B and H magnetic induction

Magnetic induction B is measured by Tesla( SI), T is equivalent to N s / Cl m. N is newton, unit of measurement of force;s is the second of time;CL - pendant, electric charge;m - meter distance. GHS for the same purpose applies gauss( G = √ g / s √ cm), g - gram of mass;s is the second of time;cm - centimeter distance. H magnetic induction is measured by amperes per meter( SI) or Oersteds( GHS).Russian-language literature refers to H field strength.

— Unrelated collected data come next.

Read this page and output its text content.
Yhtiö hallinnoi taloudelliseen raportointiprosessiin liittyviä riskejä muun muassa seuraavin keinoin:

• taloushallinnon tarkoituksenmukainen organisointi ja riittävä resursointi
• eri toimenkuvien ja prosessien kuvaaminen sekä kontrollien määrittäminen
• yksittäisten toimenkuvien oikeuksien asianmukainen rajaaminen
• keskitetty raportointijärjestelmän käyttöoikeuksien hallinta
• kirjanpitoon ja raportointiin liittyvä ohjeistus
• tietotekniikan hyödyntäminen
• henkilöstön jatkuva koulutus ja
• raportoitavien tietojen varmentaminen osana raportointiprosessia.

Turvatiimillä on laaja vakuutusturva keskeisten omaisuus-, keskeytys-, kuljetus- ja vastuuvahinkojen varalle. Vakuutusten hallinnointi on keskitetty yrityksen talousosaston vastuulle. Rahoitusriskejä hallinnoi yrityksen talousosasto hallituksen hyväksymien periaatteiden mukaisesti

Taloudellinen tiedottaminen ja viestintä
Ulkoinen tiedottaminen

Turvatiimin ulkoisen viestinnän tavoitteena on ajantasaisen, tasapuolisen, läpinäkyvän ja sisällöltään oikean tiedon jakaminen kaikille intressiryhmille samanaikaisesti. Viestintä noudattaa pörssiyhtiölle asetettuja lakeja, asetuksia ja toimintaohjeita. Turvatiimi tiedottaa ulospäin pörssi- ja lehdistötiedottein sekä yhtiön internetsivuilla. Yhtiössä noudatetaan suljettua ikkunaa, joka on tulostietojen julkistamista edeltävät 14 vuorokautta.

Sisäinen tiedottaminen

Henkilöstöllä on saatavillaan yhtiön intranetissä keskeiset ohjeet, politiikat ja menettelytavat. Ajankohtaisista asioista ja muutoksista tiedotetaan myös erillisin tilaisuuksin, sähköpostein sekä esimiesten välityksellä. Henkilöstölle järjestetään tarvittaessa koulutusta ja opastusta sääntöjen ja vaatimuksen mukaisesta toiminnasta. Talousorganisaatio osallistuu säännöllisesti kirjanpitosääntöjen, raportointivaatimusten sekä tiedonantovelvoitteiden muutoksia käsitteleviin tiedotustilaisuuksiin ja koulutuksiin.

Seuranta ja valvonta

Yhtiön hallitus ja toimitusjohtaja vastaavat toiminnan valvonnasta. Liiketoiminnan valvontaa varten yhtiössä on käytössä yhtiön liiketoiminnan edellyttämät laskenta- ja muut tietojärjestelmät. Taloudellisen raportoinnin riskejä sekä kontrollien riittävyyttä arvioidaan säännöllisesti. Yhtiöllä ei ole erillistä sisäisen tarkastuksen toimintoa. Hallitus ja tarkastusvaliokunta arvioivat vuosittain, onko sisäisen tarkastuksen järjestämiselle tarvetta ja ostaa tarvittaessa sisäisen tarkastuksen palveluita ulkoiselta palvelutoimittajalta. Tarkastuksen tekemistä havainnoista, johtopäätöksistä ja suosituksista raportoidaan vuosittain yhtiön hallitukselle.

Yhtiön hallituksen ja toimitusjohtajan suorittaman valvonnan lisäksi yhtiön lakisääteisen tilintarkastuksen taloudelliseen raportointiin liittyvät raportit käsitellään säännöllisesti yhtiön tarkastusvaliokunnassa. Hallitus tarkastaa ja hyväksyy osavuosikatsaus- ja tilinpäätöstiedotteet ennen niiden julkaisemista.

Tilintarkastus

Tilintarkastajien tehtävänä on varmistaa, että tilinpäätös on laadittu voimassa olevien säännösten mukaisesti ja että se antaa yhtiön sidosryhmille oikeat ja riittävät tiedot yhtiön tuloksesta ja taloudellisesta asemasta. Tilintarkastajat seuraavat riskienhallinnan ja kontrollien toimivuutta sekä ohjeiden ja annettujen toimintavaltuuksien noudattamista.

The Tesla unit was introduced in 1960 by the International Conference on Weights and Measures in Honor of the Deceased Nikola Tesla. In fact, since the beginning of the SI.How did scientists live before that? By 1948, the idea of ​​introducing the SI was born, the GHS already existed. The origins of the latter were laid in 1832 by Karl Friedrich Gauss, who was looking for a single basis for the branches of physics, so that it was easier to relate heterogeneous laws. The scientist asked three basic units: millimeter, milligram, second.

Gauss died shortly after introducing the concept of magnetic induction and dividing magnitude into B and H; however, in 1874, James Maxwell, Lord Kelvin supplemented the list with new quantities. Magnetic induction was named after the founder, at the same time the system was called the GHS( previously called Gaussian).As for SI, tesla can be represented in different ways through basic or derived units. Weber, per square meter.

. In vacuum, two types of induction( H and B) are connected via constant currents. To distinguish one from the other, H is called the magnetic field intensity vector. It is clear that the meaning is not very different from B. In the formula:

1. μ is the magnetic permeability of the medium.
2. μ0 is the magnetic constant( vacuum permeability).In the system, the GHS is equal to 1, in vacuum, B and H are the same. The SI is 1.257 micronewton per square ampere.

Constants are specifically introduced to relate H and B - magnetic field characteristics. By the way, there are many versions why Lord Kelvin called vectors in this way( letters H and B).Those interested are encouraged to familiarize themselves with the following concepts: relative magnetic permeability( ratio of absolute μ to constant μ0), magnetic susceptibility( relative magnetic permeability increased by 1).It will help to better understand the formulas of literary sources, where the relationship between B and H is of another kind given in the review.

You can find many laws, formulas concerning magnetic induction, showing how important a parameter is in theory. It is not known to the authors whether Nikola Tesla used similar quantities when developing a multi-phase asynchronous motor, but it was not without reason that they gave the name to the great scientist!